Inconscientemente adoptó una expresión gazmoña «¡Yo no mantengo correspondencia con Ambrogio, no! ¡Pase que yo desprecie a Michel, pero que ese imbécil de Ambrogio conozca la…, en fin, la paciencia de Michel, esto nunca!».

Un arranque de intolerancia la llevó hacia la extremidad del terraplén, hasta las jeringuillas, que tocó con la nariz. Pero la jeringuilla esperaba la noche para exhalar su perfume. Alice se subió las mangas, ofreció al mordiente sol de abril su brazo blanco, alcanzó las ramas del manzano silvestre de flores rojas y rosadas: «Estas tres ramas tan bonitas en el jarrón gris…». Soltó la rama y dejó, desalentada, vivir a las flores. «Y sólo estamos en el segundo día… Ayer tenía más valor. Pero ayer, Michel no había telefoneado a Ambrogio para llamarle muchacho».

Intentó animarse, defenderse lealmente: «Sin embargo, no siento el menor deseo de verles cambiar puñetazos ni padrinos por un motivo tan…». Buscó, pero sólo encontró la palabra «fútil», ni siquiera sintió ganas de sonreír, y en eso paró su intento de equidad. Renunció sucesivamente a bruñir los grifos del cuarto de aseo, a calcular el número de metros de tela de cortinas que se necesitaban para el comedor.

Menos perezosa que circunspecta, se detenía en el umbral de la casa, medía la sombra que el mediodía proyectaba en el zaguán, y regresaba a la terraza sin querer confesarse que aquella profunda sombra, paralela a la piedra del umbral y que avanzaba sobre el embaldosado, le producía hoy un poco de miedo.

«Antes no tenía miedo. Antes hubiera seguido a pie el atajo, y hubiese esperado a Michel en el cruce de la carretera. Habría subido al coche y hubiéramos ido hasta Sarzat-Le-Haut para ver el panorama. Pero hoy…».

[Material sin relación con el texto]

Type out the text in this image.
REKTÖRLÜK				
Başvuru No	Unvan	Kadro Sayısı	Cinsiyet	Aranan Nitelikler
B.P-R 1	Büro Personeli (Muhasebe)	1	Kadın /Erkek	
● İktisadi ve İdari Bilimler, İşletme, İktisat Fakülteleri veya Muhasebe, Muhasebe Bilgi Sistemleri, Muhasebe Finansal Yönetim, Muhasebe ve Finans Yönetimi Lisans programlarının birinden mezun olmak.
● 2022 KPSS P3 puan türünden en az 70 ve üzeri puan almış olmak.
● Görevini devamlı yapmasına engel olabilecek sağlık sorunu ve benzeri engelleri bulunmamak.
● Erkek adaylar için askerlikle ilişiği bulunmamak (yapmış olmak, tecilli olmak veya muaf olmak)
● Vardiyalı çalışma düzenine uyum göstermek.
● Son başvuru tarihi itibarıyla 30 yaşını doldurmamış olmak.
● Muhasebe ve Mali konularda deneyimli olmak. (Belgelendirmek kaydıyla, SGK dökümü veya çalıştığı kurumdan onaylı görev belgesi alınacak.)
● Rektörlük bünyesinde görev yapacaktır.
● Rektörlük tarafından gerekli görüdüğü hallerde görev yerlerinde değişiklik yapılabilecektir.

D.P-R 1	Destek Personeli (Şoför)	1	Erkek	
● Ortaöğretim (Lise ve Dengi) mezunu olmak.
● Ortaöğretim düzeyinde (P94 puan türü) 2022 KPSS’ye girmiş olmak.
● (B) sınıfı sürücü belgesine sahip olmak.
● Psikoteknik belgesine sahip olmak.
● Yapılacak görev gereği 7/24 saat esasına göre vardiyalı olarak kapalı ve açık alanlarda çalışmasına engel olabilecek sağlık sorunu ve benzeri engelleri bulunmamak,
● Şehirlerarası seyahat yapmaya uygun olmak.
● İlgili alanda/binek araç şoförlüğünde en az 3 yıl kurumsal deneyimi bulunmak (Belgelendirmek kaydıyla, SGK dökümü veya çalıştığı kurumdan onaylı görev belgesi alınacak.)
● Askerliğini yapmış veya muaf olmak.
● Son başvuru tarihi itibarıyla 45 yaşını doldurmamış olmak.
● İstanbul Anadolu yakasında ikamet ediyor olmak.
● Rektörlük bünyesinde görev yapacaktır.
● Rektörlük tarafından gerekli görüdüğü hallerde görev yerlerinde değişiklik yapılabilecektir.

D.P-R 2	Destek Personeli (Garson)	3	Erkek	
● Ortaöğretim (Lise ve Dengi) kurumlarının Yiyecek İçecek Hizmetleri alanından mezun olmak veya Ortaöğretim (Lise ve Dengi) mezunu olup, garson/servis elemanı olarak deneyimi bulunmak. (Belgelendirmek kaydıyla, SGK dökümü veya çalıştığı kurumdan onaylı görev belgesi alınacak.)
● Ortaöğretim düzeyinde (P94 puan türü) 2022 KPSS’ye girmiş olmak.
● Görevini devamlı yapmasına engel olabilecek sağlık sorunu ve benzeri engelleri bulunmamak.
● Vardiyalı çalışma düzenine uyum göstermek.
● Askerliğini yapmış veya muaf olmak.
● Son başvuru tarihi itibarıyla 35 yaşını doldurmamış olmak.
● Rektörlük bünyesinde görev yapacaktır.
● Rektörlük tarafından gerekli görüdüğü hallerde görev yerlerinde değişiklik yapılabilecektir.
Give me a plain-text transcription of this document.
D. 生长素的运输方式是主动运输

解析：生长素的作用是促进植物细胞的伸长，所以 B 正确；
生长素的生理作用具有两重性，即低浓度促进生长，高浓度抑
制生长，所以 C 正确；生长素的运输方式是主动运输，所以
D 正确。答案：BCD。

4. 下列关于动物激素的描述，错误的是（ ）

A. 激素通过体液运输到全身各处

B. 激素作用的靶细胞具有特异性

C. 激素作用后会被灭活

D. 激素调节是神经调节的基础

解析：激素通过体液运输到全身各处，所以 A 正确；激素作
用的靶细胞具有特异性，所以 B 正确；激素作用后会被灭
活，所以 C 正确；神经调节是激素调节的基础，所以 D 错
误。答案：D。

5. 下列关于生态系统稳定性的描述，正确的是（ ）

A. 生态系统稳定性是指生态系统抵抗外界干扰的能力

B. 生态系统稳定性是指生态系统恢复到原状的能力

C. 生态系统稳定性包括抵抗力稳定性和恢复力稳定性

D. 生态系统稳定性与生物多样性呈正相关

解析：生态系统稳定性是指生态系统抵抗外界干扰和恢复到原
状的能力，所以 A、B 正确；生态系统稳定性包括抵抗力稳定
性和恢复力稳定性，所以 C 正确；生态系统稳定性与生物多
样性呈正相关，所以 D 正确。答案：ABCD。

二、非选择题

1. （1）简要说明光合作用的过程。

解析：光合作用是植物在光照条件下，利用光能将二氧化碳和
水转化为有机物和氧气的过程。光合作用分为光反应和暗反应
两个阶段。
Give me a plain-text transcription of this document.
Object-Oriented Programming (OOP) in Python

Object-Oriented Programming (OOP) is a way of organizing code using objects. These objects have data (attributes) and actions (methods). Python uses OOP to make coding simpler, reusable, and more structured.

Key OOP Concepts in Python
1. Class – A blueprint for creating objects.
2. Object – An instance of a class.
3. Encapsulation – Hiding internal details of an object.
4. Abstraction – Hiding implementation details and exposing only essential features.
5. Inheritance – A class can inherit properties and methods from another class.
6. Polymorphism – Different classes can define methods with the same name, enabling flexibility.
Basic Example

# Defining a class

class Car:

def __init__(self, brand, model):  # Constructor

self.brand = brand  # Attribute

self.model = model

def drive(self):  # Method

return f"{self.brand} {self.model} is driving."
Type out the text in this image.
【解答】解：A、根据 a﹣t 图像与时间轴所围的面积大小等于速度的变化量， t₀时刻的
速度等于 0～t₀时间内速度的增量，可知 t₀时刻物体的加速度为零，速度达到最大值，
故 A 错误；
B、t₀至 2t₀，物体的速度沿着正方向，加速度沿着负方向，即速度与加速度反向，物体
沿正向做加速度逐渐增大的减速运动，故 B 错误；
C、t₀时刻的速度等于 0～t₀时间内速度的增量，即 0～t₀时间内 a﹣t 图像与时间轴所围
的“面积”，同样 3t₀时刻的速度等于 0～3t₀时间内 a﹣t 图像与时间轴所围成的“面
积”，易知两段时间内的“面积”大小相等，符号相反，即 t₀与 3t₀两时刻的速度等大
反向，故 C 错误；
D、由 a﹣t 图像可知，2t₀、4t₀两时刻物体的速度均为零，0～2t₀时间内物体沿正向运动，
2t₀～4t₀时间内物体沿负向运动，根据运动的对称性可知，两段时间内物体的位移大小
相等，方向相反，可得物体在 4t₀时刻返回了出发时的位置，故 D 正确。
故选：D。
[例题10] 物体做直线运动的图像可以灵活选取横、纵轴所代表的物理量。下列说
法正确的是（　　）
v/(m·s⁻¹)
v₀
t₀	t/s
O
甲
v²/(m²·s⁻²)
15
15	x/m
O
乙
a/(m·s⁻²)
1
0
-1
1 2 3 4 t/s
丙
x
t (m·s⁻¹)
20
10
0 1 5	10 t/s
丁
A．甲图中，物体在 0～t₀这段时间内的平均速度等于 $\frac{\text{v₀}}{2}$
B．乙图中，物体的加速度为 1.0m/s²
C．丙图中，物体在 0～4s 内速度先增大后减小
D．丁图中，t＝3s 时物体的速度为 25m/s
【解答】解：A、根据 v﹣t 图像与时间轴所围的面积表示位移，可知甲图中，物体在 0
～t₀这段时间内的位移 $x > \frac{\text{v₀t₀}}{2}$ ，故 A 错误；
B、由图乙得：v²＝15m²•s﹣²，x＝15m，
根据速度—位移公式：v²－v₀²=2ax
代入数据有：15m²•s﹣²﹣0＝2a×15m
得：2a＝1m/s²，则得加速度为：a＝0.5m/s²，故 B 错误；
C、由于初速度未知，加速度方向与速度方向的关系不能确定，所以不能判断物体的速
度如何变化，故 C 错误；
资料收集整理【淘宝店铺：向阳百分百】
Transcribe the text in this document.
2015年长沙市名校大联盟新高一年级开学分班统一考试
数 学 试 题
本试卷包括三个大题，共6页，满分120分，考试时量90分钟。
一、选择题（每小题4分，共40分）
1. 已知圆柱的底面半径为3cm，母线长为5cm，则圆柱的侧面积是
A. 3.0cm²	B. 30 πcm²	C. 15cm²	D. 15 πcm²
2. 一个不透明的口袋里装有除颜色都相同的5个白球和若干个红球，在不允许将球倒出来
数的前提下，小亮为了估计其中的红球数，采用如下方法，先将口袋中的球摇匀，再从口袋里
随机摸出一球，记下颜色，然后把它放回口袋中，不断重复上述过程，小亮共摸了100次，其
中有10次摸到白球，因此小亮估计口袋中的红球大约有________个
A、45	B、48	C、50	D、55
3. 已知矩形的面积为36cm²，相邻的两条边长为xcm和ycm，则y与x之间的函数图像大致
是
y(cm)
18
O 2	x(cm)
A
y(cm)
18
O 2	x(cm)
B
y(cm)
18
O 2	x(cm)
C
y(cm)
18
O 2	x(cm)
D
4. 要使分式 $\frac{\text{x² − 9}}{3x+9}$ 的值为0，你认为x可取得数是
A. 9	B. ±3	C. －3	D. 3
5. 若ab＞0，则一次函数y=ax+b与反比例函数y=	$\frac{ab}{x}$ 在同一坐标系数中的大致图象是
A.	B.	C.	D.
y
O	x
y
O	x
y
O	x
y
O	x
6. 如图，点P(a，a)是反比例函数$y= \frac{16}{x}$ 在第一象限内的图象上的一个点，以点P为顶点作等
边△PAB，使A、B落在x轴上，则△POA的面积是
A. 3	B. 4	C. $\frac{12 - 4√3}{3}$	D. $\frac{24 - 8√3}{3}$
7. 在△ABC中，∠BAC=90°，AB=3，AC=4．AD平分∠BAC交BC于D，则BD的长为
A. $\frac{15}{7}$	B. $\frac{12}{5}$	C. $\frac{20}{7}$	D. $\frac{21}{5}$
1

Puso encima del velador de hierro, delante del bello banco de piedra esculpida, la carpeta de tafilete púrpura que manejaba sin sentir rencor.

«¿Y si escribiese a Bizoute?». No es que prefiera Bizoute a Colombe, o Hermine a Colombe. Bizoute comunicaba a Colombe o a Hermine las raras cartas de Alice: cuatro páginas, seis páginas de noticias insignificantes, de bromas que se remontaban a la adolescencia: Bizoute querida:

Imaginad, las tres, que estoy escribiendo al aire libre, descalza, como en el mes de agosto…

Un pequeño estudio de Vaugirard, pobre, alegre, mal amueblado, se interpuso entre Cransac y Alice.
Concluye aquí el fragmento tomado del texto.